2. Find an algebraic expression that describes the number of children that can sit around a row of $n$ tables. Explain in words how you found your expression.

3. If you could make a row of 125 tables, how many children would be able to sit around it?

4. If there are 26 children in the class, how many tables will the teacher need to seat all the children around a row of tables?

## IM Commentary

This task provides a good opportunity for group work and class discussions where students generate and compare equivalent expressions. In class discussion, students should be asked to connect the terms of an expression with quantities shown in the diagram. As part of the solution, students can make a table of values for increasing numbers of tables and seats and find a pattern. It is important that a discussion of the problem explicitly draws out how the diagram, the table of values, and the expressions are connected.

Part (c) of the question provides a good opportunity to discuss what might be a reasonable range of values for $n$, preparing students for the idea of the domain of a function later on.

## Solutions

Solution: Solution 1

1. Since one table has three sides and each seats one child, it follows that 3 children can sit around 1 table.

When two tables are put together in a row as pictured, then we can count the number of open sides around the perimeter of the two tables together, since an open side means one child can sit there. There are 4 sides that are open around the table, and so 4 children can sit around a row of 2 tables.

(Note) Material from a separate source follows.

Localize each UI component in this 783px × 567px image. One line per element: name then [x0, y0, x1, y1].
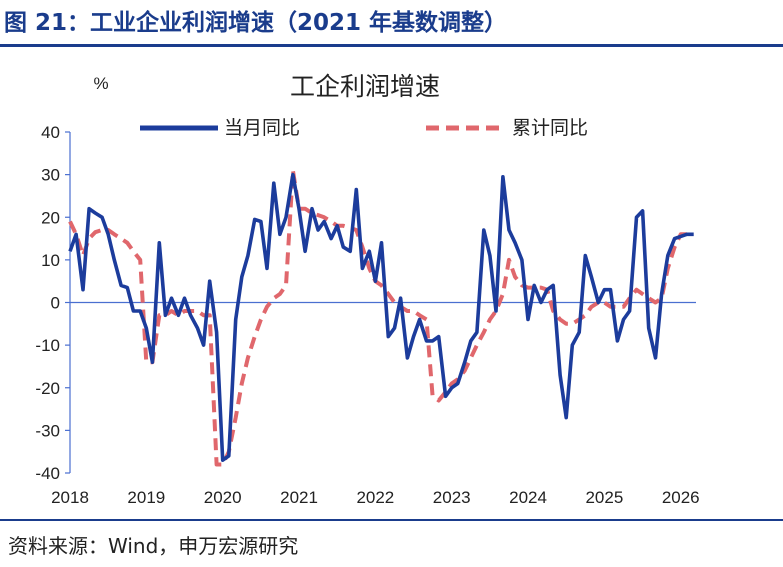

Using the same method as above, we see that when 3 tables are put into a row we will have 5 open sides around the tables. So, 5 children can sit around a row of 3 tables. 2. To find an expression that describes the number of children that can sit around a row of $n$ tables, we can consider the diagram below. We see that we can fit 1 child at each horizontal table side (black dots) plus 1 child on the left and one on the right (white dots). So we have:

$$\text{children that can sit at } n \text{ tables} = n + 1 + 1 = n + 2$$ Another way to think about counting seats is shown in the picture below. The first table seats two children and the last table seats two children (white dots). All other $n - 2$ tables seat one child (black dots). So we have:

$$\text{children that can sit at } n \text{ tables} = 2 \cdot 2 + (n - 2) \cdot 1 = 4 + (n - 2).$$ Other expressions are also possible, which are all equivalent to $n + 2$.

3. Using our expression from part (b), with $n=125$, we see that

$$n + 2 = 125 + 2 = 127,$$

so 127 children can sit around a row of 125 tables.

4. Using our expression from before we know that a row of $n$ tables seats $n + 2$ children. If we want to seat 26 children we need to find n such that $n + 2 = 26$. So we have $n = 24$, which means that the teacher needs 24 tables to seat all students in the class.

Solution: Solution 2

1. See Solution 1
2. We can summarize the numbers we found in the solution above in a table of values:

number of tables, $n$ number of seats
1 3
2 4
3 5

Looking at a few more examples, with 4 and 5 tables forming a row, we can extend our table of values:

number of tables, $n$ number of seats
1 3
2 4
3 5
4 6
5 7

We notice the pattern, that the number of seats is equal to the number of tables plus 2. So we have:

$$\text{children that can sit at } n \text{ tables} = n + 2.$$
3. See Solution 1
4. See Solution 1